Abstract: Crocus sativus stigmas are one of the widely known spices (saffron) and consist of unusually polar carotenoids. Alzheimer's disease is characterized pathologically by deposition of amyloid beta-peptide (Abeta) fibrils. Oxidation is thought to promote Abeta fibril formation and deposition. To identify agents inhibiting the pathogenesis of Alzheimer's disease, we examined in vitro the antioxidant properties of extract of C. sativus stigmas and its effect on Abeta(1-40) fibrillogenesis. The antioxidant properties were determined by measuring the ferric-reducing antioxidant power and Trolox-equivalent antioxidant capacity, while its effects on Abeta-aggregation and fibrillogenesis were studied by thioflavine T-based fluorescence assay and by DNA binding shift assay. The water:methanol (50:50, v/v) extract of C. sativus stigmas possesses good antioxidant properties, higher than those of tomatoes and carrots, and inhibited Abeta fibrillogenesis in a concentration and time-dependent manner.
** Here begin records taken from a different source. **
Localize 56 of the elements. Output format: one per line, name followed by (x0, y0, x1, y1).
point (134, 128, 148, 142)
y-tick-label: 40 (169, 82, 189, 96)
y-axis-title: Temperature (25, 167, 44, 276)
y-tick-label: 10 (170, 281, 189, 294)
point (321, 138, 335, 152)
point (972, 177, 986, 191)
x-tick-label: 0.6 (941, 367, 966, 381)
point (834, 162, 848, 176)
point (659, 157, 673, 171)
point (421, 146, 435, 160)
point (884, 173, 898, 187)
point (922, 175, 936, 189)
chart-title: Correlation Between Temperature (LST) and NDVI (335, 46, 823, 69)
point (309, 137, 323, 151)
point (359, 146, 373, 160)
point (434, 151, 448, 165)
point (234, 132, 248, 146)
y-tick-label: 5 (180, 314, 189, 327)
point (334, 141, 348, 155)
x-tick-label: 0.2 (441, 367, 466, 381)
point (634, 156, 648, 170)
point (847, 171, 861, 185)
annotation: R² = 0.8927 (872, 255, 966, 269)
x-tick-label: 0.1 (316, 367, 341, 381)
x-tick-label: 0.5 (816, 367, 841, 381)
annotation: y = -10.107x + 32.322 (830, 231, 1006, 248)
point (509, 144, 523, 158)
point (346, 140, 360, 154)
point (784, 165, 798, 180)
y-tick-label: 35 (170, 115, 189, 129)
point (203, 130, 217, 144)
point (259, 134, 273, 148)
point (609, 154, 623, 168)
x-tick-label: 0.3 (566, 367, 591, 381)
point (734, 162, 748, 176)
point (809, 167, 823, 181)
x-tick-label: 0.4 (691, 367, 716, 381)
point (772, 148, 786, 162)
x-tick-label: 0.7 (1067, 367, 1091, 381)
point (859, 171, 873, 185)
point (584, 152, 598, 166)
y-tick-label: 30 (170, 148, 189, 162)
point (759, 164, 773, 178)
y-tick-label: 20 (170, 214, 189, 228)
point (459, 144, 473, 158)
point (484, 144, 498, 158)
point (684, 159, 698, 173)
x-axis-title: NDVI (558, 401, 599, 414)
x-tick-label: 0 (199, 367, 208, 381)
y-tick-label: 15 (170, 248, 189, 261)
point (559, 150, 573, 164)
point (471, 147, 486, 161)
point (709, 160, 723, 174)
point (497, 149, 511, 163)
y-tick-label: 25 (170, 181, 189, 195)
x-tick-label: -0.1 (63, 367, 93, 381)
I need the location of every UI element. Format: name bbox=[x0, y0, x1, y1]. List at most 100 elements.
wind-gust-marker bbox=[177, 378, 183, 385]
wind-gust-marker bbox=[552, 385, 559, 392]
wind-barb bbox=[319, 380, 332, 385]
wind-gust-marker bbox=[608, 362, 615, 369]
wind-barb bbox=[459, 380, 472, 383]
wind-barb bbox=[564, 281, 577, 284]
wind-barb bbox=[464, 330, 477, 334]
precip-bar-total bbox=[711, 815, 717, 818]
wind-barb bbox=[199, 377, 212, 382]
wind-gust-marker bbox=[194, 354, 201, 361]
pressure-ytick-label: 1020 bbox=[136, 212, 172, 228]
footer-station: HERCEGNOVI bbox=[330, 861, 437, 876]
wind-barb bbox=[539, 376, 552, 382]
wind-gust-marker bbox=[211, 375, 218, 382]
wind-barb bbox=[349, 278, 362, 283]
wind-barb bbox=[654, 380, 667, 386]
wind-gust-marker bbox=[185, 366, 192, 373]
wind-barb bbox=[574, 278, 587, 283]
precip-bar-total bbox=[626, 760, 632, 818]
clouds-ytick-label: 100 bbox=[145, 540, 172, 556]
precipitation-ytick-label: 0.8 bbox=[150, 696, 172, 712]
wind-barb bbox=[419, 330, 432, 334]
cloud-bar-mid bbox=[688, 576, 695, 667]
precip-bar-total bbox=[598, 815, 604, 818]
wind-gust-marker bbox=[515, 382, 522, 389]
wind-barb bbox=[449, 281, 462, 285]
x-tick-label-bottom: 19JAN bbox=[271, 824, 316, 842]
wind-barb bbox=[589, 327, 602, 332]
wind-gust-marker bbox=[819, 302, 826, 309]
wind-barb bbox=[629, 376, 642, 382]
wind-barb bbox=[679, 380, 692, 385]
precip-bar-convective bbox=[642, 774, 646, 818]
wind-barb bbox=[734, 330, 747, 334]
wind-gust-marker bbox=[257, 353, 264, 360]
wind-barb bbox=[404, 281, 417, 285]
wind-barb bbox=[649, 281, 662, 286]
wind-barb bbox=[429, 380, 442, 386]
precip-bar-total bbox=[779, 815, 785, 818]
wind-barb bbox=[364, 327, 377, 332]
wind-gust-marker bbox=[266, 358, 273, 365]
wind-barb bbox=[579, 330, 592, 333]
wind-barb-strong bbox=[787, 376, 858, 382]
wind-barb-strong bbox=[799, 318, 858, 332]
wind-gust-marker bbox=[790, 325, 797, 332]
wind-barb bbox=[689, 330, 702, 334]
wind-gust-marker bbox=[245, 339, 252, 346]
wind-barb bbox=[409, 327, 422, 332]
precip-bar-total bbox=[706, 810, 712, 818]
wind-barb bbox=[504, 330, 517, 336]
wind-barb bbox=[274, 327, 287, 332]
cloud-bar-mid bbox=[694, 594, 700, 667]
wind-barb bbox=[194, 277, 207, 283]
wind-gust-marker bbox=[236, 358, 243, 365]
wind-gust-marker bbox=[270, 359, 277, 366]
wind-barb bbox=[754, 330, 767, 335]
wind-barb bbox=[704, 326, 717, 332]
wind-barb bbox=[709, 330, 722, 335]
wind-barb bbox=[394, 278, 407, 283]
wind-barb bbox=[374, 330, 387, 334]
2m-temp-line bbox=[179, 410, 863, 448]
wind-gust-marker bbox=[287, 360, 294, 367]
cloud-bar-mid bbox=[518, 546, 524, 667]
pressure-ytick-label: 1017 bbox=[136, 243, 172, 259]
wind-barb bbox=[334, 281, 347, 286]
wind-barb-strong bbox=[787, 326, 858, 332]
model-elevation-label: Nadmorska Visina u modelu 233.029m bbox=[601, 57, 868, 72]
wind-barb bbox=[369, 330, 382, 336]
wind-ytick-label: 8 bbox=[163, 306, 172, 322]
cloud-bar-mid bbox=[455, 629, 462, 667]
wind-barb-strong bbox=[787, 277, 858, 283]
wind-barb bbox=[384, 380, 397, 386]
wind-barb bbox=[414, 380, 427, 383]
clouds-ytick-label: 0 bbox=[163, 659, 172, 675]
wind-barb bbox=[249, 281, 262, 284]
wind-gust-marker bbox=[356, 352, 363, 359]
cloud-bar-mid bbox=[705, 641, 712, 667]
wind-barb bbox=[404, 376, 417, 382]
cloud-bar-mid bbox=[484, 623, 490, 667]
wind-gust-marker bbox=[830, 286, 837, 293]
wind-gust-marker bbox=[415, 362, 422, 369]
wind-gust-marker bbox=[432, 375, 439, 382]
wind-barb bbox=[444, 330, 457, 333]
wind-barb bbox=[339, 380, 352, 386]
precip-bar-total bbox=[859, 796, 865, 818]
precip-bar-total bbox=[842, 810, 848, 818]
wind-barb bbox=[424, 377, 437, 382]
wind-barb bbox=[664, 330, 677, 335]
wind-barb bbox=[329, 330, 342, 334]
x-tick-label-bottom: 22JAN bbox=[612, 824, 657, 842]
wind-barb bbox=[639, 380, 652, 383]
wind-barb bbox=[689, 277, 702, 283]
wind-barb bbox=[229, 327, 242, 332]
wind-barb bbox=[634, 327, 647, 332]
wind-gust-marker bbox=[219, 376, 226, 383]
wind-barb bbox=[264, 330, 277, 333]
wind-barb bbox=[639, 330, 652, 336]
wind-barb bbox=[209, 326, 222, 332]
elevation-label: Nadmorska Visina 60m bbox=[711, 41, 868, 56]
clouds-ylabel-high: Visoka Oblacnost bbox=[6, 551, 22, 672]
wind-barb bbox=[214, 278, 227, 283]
The main carotenoid constituent, trans-crocin-4, the digentibiosyl ester of crocetin, inhibited Abeta fibrillogenesis at lower concentrations than dimethylcrocetin, revealing that the action of the carotenoid is enhanced by the presence of the sugars. Our findings suggest the possible use of C. sativus stigma constituents for inhibition of aggregation and deposition of Abeta in the human brain.